Introduction: The risk factors for the metallothionein (MT) polymorphism in concentrations of heavy metals, especially mercury, in the blood are subject to several confounding factors, including differences in the ethnicity of the population analyzed, the sample size, and the type of the studied environment heavy metals to which population is exposed. This study aimed to investigate the effects of the MT1A (A>G) and MT1A (C>G) single nucleotide polymorphisms (SNPs) on blood mercury levels in the city of Ahvaz (located in southwest Iran).

Materials and Methods: 300 unexposed (control group) and 150 exposed (case group) were included. DNA extraction, PCR-RFLP and DNA sequencing were performed, and blood mercury levels were determined by AAS method with DMA-80.

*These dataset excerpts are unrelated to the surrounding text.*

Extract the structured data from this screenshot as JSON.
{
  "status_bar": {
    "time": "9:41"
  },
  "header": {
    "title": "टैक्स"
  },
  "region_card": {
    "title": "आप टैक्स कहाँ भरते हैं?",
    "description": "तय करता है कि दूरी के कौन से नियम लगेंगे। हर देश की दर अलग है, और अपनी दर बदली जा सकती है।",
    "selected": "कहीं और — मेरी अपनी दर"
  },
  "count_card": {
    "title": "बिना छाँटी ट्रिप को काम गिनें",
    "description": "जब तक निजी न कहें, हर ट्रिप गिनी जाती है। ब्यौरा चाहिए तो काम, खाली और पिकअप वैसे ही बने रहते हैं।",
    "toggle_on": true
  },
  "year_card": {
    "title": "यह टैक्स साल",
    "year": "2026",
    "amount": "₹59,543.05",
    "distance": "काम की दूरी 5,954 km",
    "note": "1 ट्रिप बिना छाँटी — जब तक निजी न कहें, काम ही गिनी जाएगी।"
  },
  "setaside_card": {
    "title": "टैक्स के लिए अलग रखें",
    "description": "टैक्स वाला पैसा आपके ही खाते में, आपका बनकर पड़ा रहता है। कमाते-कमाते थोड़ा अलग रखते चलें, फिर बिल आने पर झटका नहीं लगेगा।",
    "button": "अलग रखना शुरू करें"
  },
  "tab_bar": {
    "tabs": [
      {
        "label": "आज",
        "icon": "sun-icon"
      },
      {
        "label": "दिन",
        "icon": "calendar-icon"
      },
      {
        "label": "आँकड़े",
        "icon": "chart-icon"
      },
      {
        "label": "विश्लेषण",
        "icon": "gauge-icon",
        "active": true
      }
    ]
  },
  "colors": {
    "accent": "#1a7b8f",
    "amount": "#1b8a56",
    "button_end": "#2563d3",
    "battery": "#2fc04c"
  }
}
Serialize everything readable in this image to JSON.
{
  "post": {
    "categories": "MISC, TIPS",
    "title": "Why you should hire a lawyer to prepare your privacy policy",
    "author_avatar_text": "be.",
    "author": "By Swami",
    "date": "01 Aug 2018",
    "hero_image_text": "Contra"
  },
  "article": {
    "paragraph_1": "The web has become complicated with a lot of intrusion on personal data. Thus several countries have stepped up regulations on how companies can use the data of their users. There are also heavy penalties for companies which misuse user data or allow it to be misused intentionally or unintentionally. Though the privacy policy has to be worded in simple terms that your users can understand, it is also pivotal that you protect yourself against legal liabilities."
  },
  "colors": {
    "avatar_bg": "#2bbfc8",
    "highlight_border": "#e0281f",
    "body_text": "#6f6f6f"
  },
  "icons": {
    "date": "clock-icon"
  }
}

Results: Blood mercury levels in the case group were higher than those in the control group (p-value <0>G), with MT1A (C>G) polymorphism and P-values ​​of blood mercury levels of 0.69, 0.44, and 0.59. 0.56 for the case and control groups, respectively. Results showed that these two SNPs were not associated with mercury-induced toxicity in the case group despite high blood mercury levels and exposure.

Conclusion: In conclusion, this takes look shows that MT1A (A>G) and MT1A (C>G) polymorphisms aren't related to susceptibility to excessive blood mercury attention in individuals.